E dá exemplos: cantos mal assinalados que originam golos e que o VAR não pode corrigir por limitação protocolar. "Bastaria dizer uma palavra-código, como “não canto”, para evitar semanas de polémica."

"A defesa da verdade desportiva, naquilo que diz respeito à subjetividade dos lances, tem de assentar num critério que tem de ser o mais possível uniforme. Os conselhos de arbitragem têm de dar indicações aos árbitros relativamente às situações que têm que ver com toques ligeiros, porque o futebol é um desporto de contacto e não podem ser valorizados. E é isso que nós vemos a ser aplicado, por exemplo, na liga inglesa. Isso quer dizer que os árbitros deles não falham? Algumas vezes falham, mas falham pouco".
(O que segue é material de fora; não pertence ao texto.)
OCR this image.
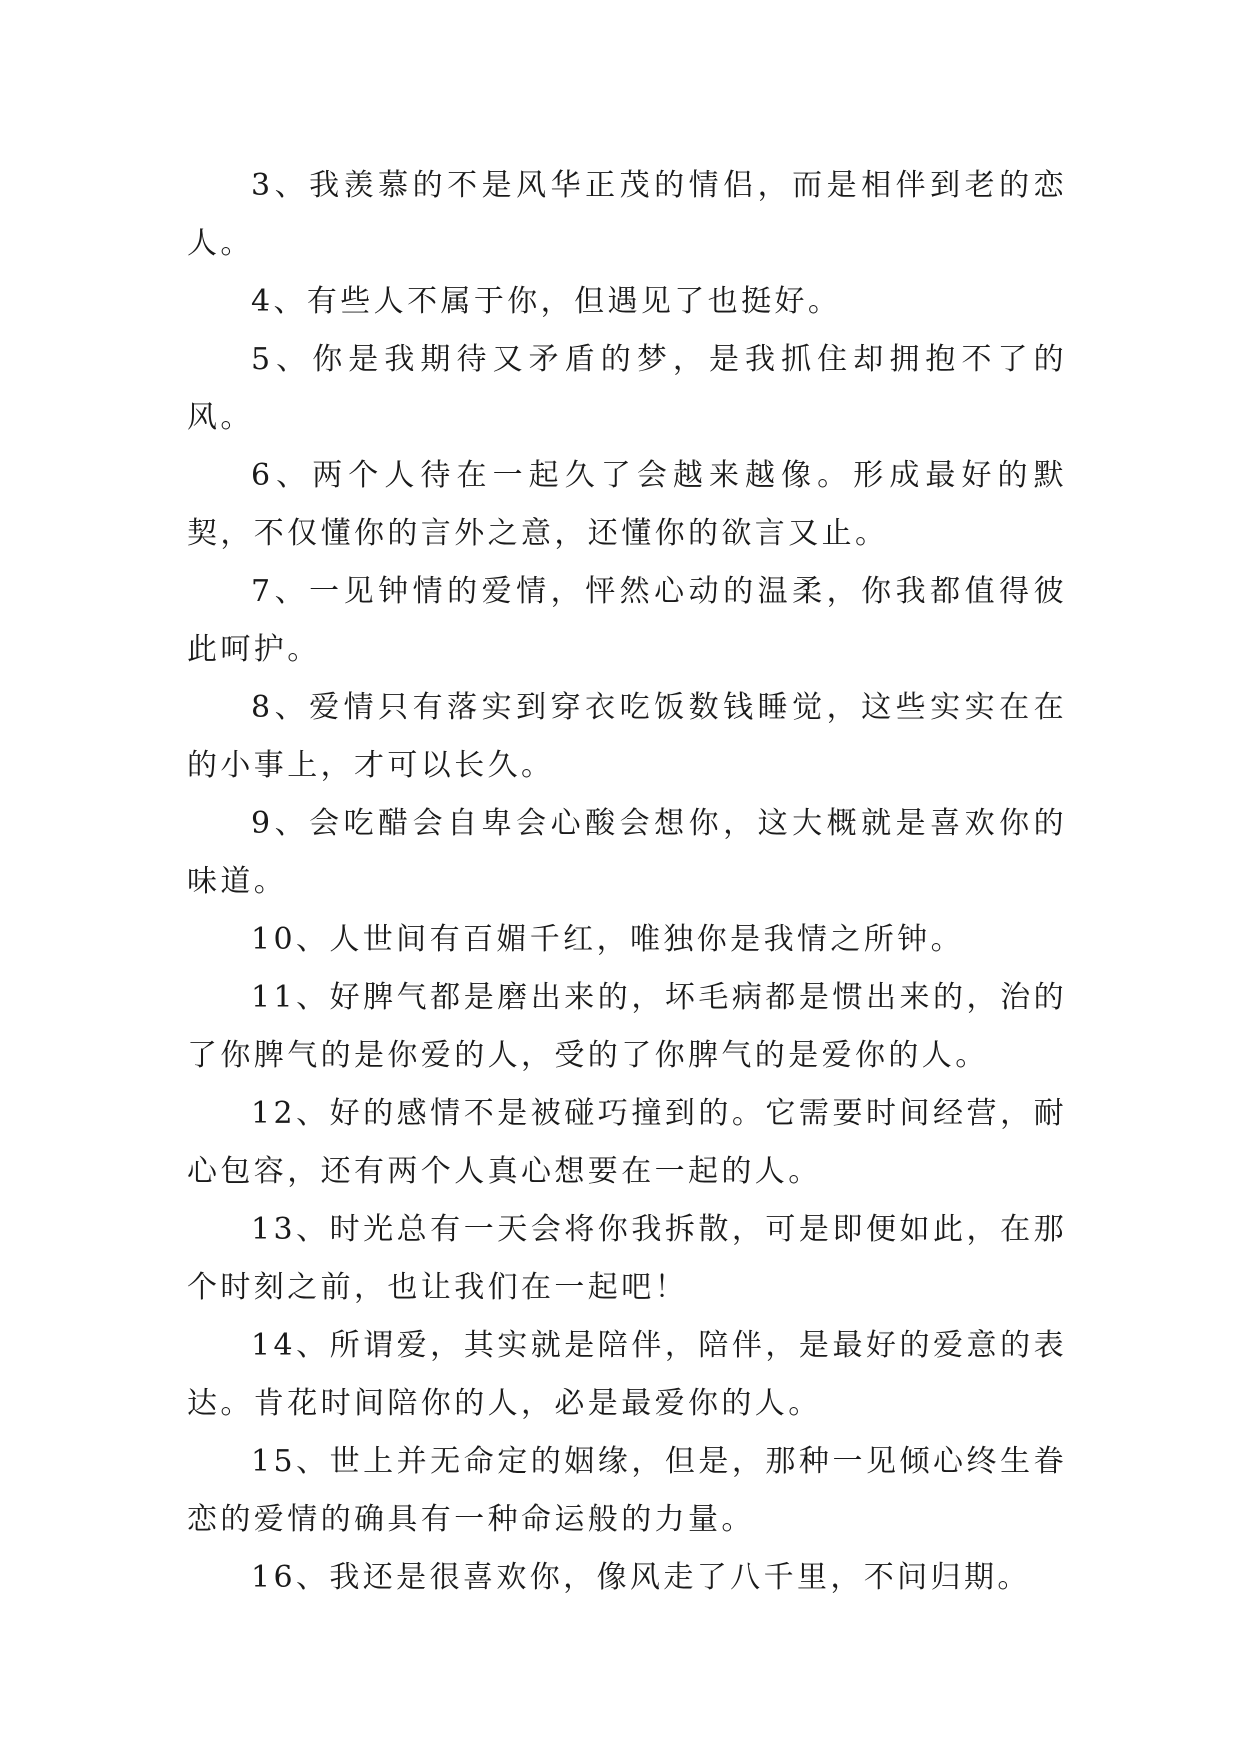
3、我羡慕的不是风华正茂的情侣，而是相伴到老的恋人。

4、有些人不属于你，但遇见了也挺好。

5、你是我期待又矛盾的梦，是我抓住却拥抱不了的风。

6、两个人待在一起久了会越来越像。形成最好的默契，不仅懂你的言外之意，还懂你的欲言又止。

7、一见钟情的爱情，怦然心动的温柔，你我都值得彼此呵护。

8、爱情只有落实到穿衣吃饭数钱睡觉，这些实实在在的小事上，才可以长久。

9、会吃醋会自卑会心酸会想你，这大概就是喜欢你的味道。

10、人世间有百媚千红，唯独你是我情之所钟。

11、好脾气都是磨出来的，坏毛病都是惯出来的，治的了你脾气的是你爱的人，受的了你脾气的是爱你的人。

12、好的感情不是被碰巧撞到的。它需要时间经营，耐心包容，还有两个人真心想要在一起的人。

13、时光总有一天会将你我拆散，可是即便如此，在那个时刻之前，也让我们在一起吧！

14、所谓爱，其实就是陪伴，陪伴，是最好的爱意的表达。肯花时间陪你的人，必是最爱你的人。

15、世上并无命定的姻缘，但是，那种一见倾心终生眷恋的爱情的确具有一种命运般的力量。

16、我还是很喜欢你，像风走了八千里，不问归期。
Rui Santos defende ainda que se deve acabar com a separação de classificações entre árbitro e VAR. "Todos constituem uma equipa. Se erram um, pagam todos. Se todos contribuírem para uma boa arbitragem, a classificação é valorizada. Mas se uma das partes falhar, pagam todos. Isso não está protocolado e devia estar."

Já para o antigo jogador, a incoerência é o maior problema. Lances semelhantes não têm tratamento igual e isso alimenta suspeitas entre adeptos. "O VAR é uma ferramenta importante, mas é decidido por seres humanos - e os seres humanos têm errado bastante. Têm de ter a noção que está, ano após ano, a prejudicar aquilo que é um futebol bonito, um futebol sem casos e até prejudica o próprio árbitro."

É por isso que defende regras mais objetivas, sobretudo em lances de mão na bola, para reduzir margem interpretativa. "Os árbitros têm de ter indicações da própria UEFA: 'isto é mão na bola', 'isto é penálti' porque há uns que marcam e outros que não e depois há discussões que 'ah, o VAR chamou porque lhe apeteceu' ou 'porque é do clube A, B ou C'. São eles próprios que deixam estas dúvidas no ar e o adepto depois tem semana sim, semana sim sempre discussão à volta do mesmo".

"São quatro ou cinco dentro de uma cabine e não conseguem decidir em segundos aquilo que nós muitas vezes em casa com a nossa TV à frente dizemos logo que é penálti ou não é, que é canto ou não é. São fraquinhos e este ano estão a errar em demasia e não vou dizer que é para um lado ou para o outro. Acho que chegamos à conclusão de que no final da época são todos beneficiados e são todos prejudicados", acrescenta.

José Leirós, por sua vez, não considera que o conceito de "claro e óbvio" precise de ser redesenhado. "Não se pode fazer um desenho do que é claro e óbvio." Para ele, os árbitros sabem o que é. O que pode evoluir - e admite que já se discute na FIFA - é o alargamento do protocolo a mais situações, como segundos cartões amarelos ou cantos erradamente marcados.